Ao invés de se limitar a utilizar o plástico recolhido nos ecopontos para produzir materiais de valor comum, pela sua estrutura de polímero (uma longa cadeia de moléculas de carbono), o “Estudo técnico-económico para a valorização de resíduos de embalagens plásticas em nanotubos de carbono” apresenta o plástico das embalagens como uma excelente alternativa para criar nanotubos de carbono. Uma abordagem que não só valoriza o resíduo de forma significativa, como também o reintroduz na economia circular, como material de alta tecnologia.

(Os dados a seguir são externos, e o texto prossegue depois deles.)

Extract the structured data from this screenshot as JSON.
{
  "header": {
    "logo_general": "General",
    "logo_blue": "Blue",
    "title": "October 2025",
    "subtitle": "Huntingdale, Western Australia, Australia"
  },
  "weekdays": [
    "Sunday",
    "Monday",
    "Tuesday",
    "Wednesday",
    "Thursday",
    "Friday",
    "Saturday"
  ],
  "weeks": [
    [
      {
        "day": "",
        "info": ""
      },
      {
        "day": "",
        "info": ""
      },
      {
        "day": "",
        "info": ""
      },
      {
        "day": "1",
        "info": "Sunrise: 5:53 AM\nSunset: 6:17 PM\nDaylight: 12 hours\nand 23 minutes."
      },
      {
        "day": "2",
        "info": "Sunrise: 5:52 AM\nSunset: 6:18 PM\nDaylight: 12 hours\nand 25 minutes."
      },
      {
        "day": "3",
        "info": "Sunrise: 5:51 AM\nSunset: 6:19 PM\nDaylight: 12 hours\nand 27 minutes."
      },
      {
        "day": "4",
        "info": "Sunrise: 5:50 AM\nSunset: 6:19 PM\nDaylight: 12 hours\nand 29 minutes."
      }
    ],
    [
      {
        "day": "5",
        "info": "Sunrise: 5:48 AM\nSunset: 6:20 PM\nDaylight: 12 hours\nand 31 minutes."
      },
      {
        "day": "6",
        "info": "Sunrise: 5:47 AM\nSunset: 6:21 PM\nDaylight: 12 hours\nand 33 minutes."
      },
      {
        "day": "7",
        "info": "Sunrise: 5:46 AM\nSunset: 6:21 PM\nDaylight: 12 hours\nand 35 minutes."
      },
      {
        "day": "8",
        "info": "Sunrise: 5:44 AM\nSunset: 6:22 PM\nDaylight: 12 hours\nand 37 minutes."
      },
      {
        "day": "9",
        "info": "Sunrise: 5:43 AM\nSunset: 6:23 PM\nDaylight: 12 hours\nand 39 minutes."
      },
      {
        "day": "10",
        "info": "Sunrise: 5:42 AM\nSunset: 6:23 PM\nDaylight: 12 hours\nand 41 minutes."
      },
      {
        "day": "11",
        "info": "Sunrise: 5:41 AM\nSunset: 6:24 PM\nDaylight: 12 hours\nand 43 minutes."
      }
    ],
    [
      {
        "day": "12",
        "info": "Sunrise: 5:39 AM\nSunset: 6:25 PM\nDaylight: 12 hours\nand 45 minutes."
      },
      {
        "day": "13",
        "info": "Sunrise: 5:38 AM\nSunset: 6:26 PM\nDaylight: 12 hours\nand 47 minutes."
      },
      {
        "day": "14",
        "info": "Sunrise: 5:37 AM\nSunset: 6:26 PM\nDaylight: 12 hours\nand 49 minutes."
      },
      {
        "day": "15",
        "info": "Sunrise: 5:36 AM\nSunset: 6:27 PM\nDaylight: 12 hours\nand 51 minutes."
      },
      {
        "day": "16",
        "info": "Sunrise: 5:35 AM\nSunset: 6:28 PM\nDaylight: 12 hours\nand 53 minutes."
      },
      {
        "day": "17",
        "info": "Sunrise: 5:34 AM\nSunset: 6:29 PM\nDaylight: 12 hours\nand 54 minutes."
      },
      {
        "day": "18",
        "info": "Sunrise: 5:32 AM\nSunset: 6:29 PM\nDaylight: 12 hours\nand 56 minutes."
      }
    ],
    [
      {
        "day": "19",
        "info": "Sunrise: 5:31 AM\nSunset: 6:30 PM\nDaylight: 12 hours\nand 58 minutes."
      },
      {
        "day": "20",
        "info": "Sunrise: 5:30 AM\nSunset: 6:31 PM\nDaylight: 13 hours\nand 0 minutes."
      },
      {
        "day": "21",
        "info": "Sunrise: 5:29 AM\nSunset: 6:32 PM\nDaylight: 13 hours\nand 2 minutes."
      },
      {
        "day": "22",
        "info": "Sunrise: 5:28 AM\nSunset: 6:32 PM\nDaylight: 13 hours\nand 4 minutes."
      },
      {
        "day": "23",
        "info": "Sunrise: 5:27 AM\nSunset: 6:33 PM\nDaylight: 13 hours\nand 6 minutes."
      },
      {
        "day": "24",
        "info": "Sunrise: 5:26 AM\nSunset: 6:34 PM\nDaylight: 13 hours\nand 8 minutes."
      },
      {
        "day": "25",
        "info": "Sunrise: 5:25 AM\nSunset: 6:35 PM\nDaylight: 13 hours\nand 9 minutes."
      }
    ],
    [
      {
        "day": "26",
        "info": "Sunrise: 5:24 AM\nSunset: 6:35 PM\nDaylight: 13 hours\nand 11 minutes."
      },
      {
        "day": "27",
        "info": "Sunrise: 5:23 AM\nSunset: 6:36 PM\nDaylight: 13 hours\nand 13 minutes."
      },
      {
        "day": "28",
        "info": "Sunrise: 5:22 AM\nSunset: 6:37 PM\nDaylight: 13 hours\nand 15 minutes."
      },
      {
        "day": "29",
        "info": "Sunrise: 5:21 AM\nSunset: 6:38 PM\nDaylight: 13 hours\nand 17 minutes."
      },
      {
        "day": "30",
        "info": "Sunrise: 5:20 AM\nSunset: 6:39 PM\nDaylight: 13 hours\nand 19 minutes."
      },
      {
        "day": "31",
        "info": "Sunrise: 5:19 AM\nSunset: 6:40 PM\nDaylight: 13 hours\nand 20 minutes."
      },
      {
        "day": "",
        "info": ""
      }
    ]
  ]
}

De embalagens de plástico a nanotubos de carbono

Utilizando o plástico como matéria-prima, a investigação aposta num processo inovador, conhecido como pirólise e deposição química em fase de vapor (CVD):
– O ponto de partida é o resíduo plástico, que passa por um processo de aquecimento sem oxigénio (pirólise). Em vez de queimar, o plástico decompõe-se em fragmentos tão pequenos que formam um gás rico em carbono.
– De seguida, este gás é levado para a fase de CVD. O contacto com um catalisador metálico faz com que os átomos de carbono se reorganizem e formem os nanotubos.

O mais fascinante é que os dois processos podem ocorrer num único reator, com diferentes zonas de temperatura. O resultado? Um material de alto valor, a partir de um resíduo plástico descartado em fim de vida para reciclagem.

O futuro (re)começa no desperdício

Desenvolvido através de uma parceria entre o Instituto Politécnico de Bragança e a Resíduos do Nordeste, o “Estudo técnico-económico para a valorização de resíduos de embalagens plásticas em nanotubos de carbono” nasceu de uma oportunidade real: encontrar uma nova solução para os resíduos de embalagens de plástico presentes nos resíduos urbanos que são ainda depositadas no “lixo comum”, e que acabam atualmente em aterros.

Apoiado pela Sociedade Ponto Verde, o projeto mostra como a ciência pode encontrar soluções inovadoras para os problemas ambientais, transformando o que é visto como desperdício em recursos valiosos para o futuro.

“Acredito que a inovação está diretamente ligada à investigação. É fundamental ter interesse pela ciência, questionar os métodos existentes e procurar alternativas, pensando “fora da caixa”, explica a investigadora Fernanda Roman, co-responsável do estudo. “Queremos mostrar que é possível e economicamente viável transformar plásticos residuais em materiais de alta qualidade”, continua.

Concluída a investigação laboratorial, o projeto foca-se, agora, na sua avaliação económica e na definição dos próximos passos. Na visão da cientista, se a aplicação desta tecnologia avançar para uma escala industrial, o impacto será significativo, e em várias frentes. “Do ponto de vista ambiental, teremos menos plástico em aterros e nos oceanos, e a nossa dependência do petróleo tenderá a diminuir: a substituição de derivados de petróleo como matéria-prima leva a um futuro mais sustentável”, clarifica, acrescentando que a nível económico, as empresas de resíduos podem vir a dispor de uma nova forma de rentabilização das embalagens recolhidas e que, no campo científico, a validação deste processo pode significar um importante passo para aplicações futuras.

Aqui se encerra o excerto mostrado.